Lessons in self-care
Some revelations from Lakshmin:
- You can't run away from your problems. The answer is "not a guru, it's not a juice cleanse or a massage." Instead, "it's about the boundaries and the compassion." And that compassion is for yourself.
- Women, it's also not your fault anthropologically. "Women are cultured from a young age to put their needs last," she said. "They are praised for making themselves smaller and in service to other people. ... The value is caring for others as opposed to caring for themselves.""Our value is in making others comfortable," she said. When you focus on yourself, "it feels bad. You feel guilty; you feel selfish."
- We get rewarded for being seen as selfless and encounter blowback when we put ourselves first or stand up for ourselves. "When women say, 'No, I am not staying late,' 'no I'm not OK with you talking to me like that,' you are penalized and called names," Lakshmin said. In those same scenarios, "men are raised up to say they have good leadership skills."
- We need to ask for help, accept help and let go of the ego. "Practice saying 'yes,'" Lakshmin said, when offered help, and don't wait until it's a crisis. "Why does it have to be a fire alarm to ask for help?" It's actually mentally good for us to see people helping other people as well as to be the people who are helping, she said.
- Women thrive on the flattery that comes with being selfless or putting others first. We crave responses like: "Oh, my gosh, I don't know how you do it all!" But that doesn't fulfill us, really.
- There is power in the pause. Before saying yes to something, take the pause. Is it a yes because you want to, a no because you don't want to, or can you negotiate by asking "what's the deadline, what's the time commitment?" That pause is the boundary, she said. Instead of thinking of the boundary as a brick wall, think of it as the net around the trampoline in the backyard. It is flexible, but it is a safety barrier.
- Getting comfortable setting boundaries takes time. "It's a skill you have to practice," she said. "It feels hard in the beginning."
- Lakshmin goes back to philosopher Audre Lorde's mantra: Self-care is self-preservation. When you are irritable, when you fly off the handle as someone asks you to do something small, when you wake up with a sense of dread or a heavy burden, when the idea of sitting down to set boundaries feels impossible because you are just trying to figure out what's for dinner — that's when you need to set boundaries the most.

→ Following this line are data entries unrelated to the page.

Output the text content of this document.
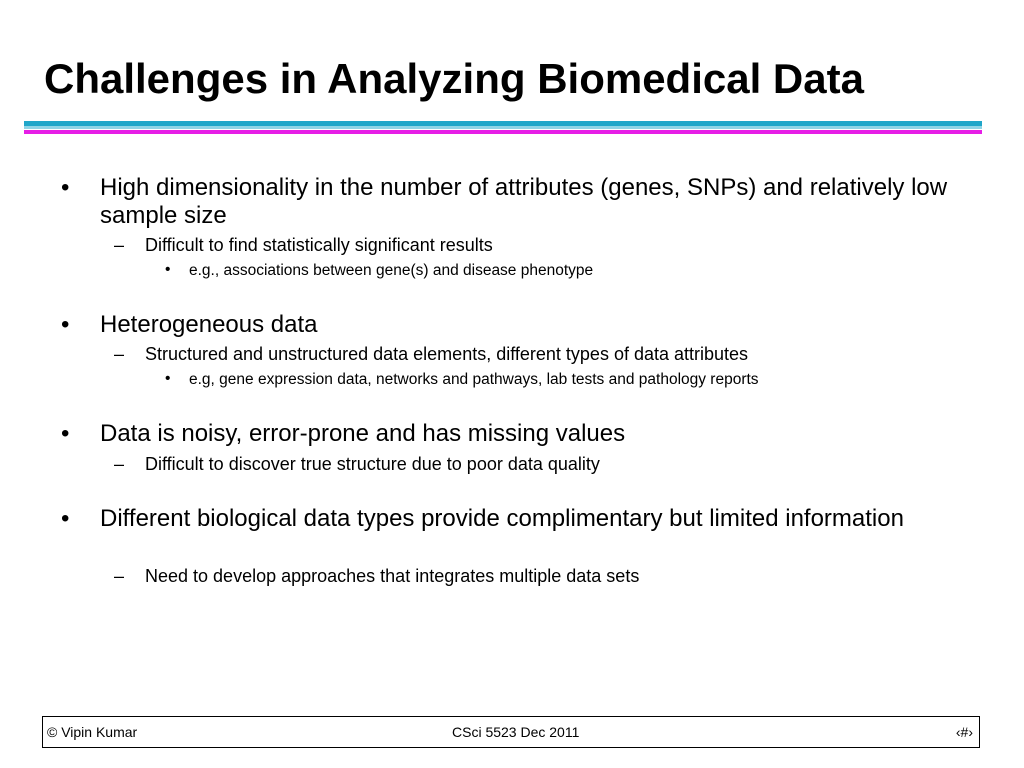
Challenges in Analyzing Biomedical Data
• High dimensionality in the number of attributes (genes, SNPs) and relatively low sample size
– Difficult to find statistically significant results
• e.g., associations between gene(s) and disease phenotype
• Heterogeneous data
– Structured and unstructured data elements, different types of data attributes
• e.g, gene expression data, networks and pathways, lab tests and pathology reports
• Data is noisy, error-prone and has missing values
– Difficult to discover true structure due to poor data quality
• Different biological data types provide complimentary but limited information
– Need to develop approaches that integrates multiple data sets
© Vipin Kumar	CSci 5523 Dec 2011	‹#›
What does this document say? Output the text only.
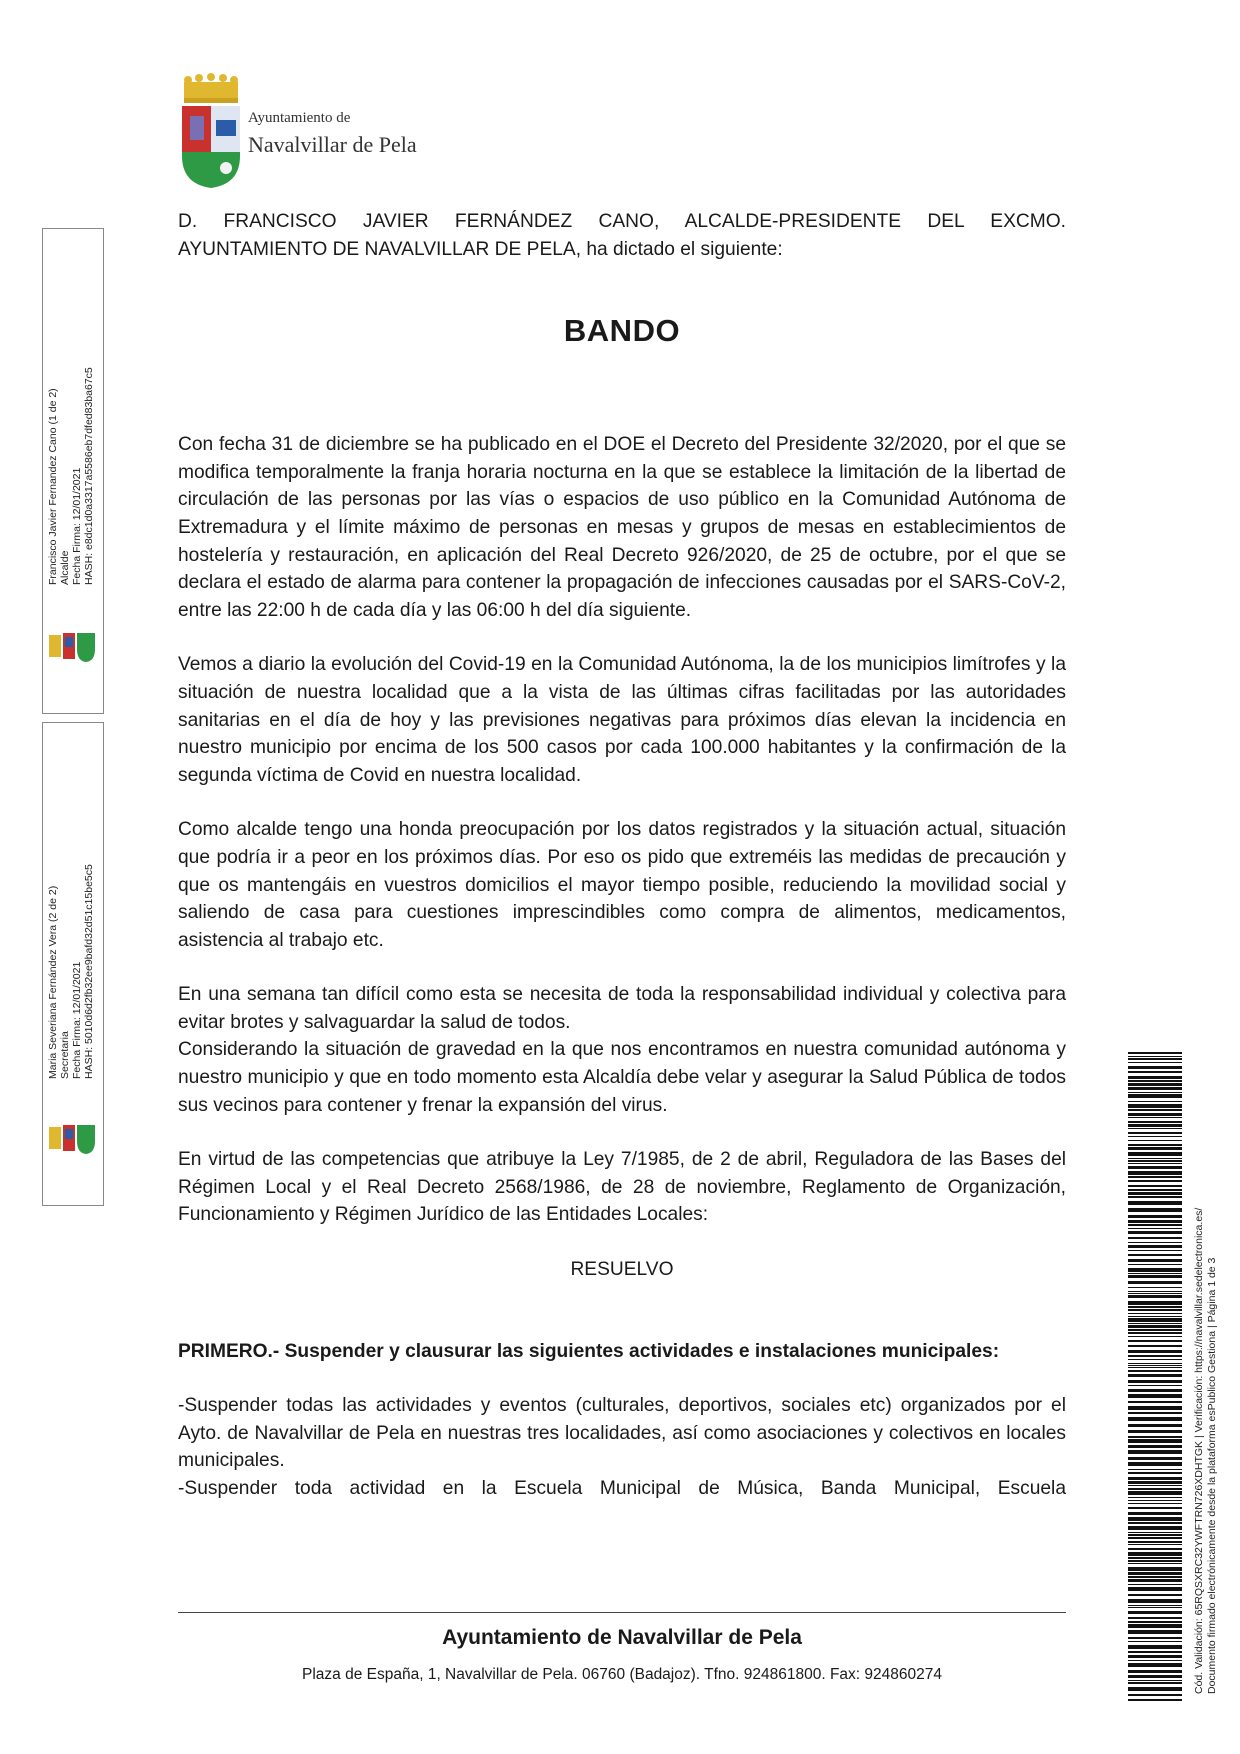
Ayuntamiento de
Navalvillar de Pela

D. FRANCISCO JAVIER FERNÁNDEZ CANO, ALCALDE-PRESIDENTE DEL EXCMO. AYUNTAMIENTO DE NAVALVILLAR DE PELA, ha dictado el siguiente:

BANDO

Con fecha 31 de diciembre se ha publicado en el DOE el Decreto del Presidente 32/2020, por el que se modifica temporalmente la franja horaria nocturna en la que se establece la limitación de la libertad de circulación de las personas por las vías o espacios de uso público en la Comunidad Autónoma de Extremadura y el límite máximo de personas en mesas y grupos de mesas en establecimientos de hostelería y restauración, en aplicación del Real Decreto 926/2020, de 25 de octubre, por el que se declara el estado de alarma para contener la propagación de infecciones causadas por el SARS-CoV-2, entre las 22:00 h de cada día y las 06:00 h del día siguiente.

Vemos a diario la evolución del Covid-19 en la Comunidad Autónoma, la de los municipios limítrofes y la situación de nuestra localidad que a la vista de las últimas cifras facilitadas por las autoridades sanitarias en el día de hoy y las previsiones negativas para próximos días elevan la incidencia en nuestro municipio por encima de los 500 casos por cada 100.000 habitantes y la confirmación de la segunda víctima de Covid en nuestra localidad.

Como alcalde tengo una honda preocupación por los datos registrados y la situación actual, situación que podría ir a peor en los próximos días. Por eso os pido que extreméis las medidas de precaución y que os mantengáis en vuestros domicilios el mayor tiempo posible, reduciendo la movilidad social y saliendo de casa para cuestiones imprescindibles como compra de alimentos, medicamentos, asistencia al trabajo etc.

En una semana tan difícil como esta se necesita de toda la responsabilidad individual y colectiva para evitar brotes y salvaguardar la salud de todos.

Considerando la situación de gravedad en la que nos encontramos en nuestra comunidad autónoma y nuestro municipio y que en todo momento esta Alcaldía debe velar y asegurar la Salud Pública de todos sus vecinos para contener y frenar la expansión del virus.

En virtud de las competencias que atribuye la Ley 7/1985, de 2 de abril, Reguladora de las Bases del Régimen Local y el Real Decreto 2568/1986, de 28 de noviembre, Reglamento de Organización, Funcionamiento y Régimen Jurídico de las Entidades Locales:

RESUELVO

PRIMERO.- Suspender y clausurar las siguientes actividades e instalaciones municipales:

-Suspender todas las actividades y eventos (culturales, deportivos, sociales etc) organizados por el Ayto. de Navalvillar de Pela en nuestras tres localidades, así como asociaciones y colectivos en locales municipales.

-Suspender toda actividad en la Escuela Municipal de Música, Banda Municipal, Escuela

Ayuntamiento de Navalvillar de Pela
Plaza de España, 1, Navalvillar de Pela. 06760 (Badajoz). Tfno. 924861800. Fax: 924860274
Francisco Javier Fernandez Cano (1 de 2) Alcalde Fecha Firma: 12/01/2021 HASH: e8dc1d0a3317a5586eb7dfed83ba67c5
Maria Severiana Fernández Vera (2 de 2) Secretaria Fecha Firma: 12/01/2021 HASH: 5010d6d2fb32ee9bafd32d51c15be5c5
Cód. Validación: 65RQSXRC32YWFTRN726XDHTGK | Verificación: https://navalvillar.sedelectronica.es/ Documento firmado electrónicamente desde la plataforma esPublico Gestiona | Página 1 de 3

Practicing what she preaches
Today, at age 41 and with a 2-year-old son, Lakshmin is known as a person who sets boundaries. She's transformed her career into one that has clear divisions between family time and work time. She's joined the YMCA, where she sometimes does swimming or aerobic classes and sometimes does her best thinking and writing.
Her next book is expected to come out in 2026, and just as "Real Self-Care" came out of her experience in her 20s, this book will come out of her experience navigating transitions in life. She's navigated the transition to parenthood and the transition from academia to writing books for everyday people.
She's created a career that she wanted. "What I wanted was not what mentors wanted for me," Lakshmin said. "Everyone has to find their own path."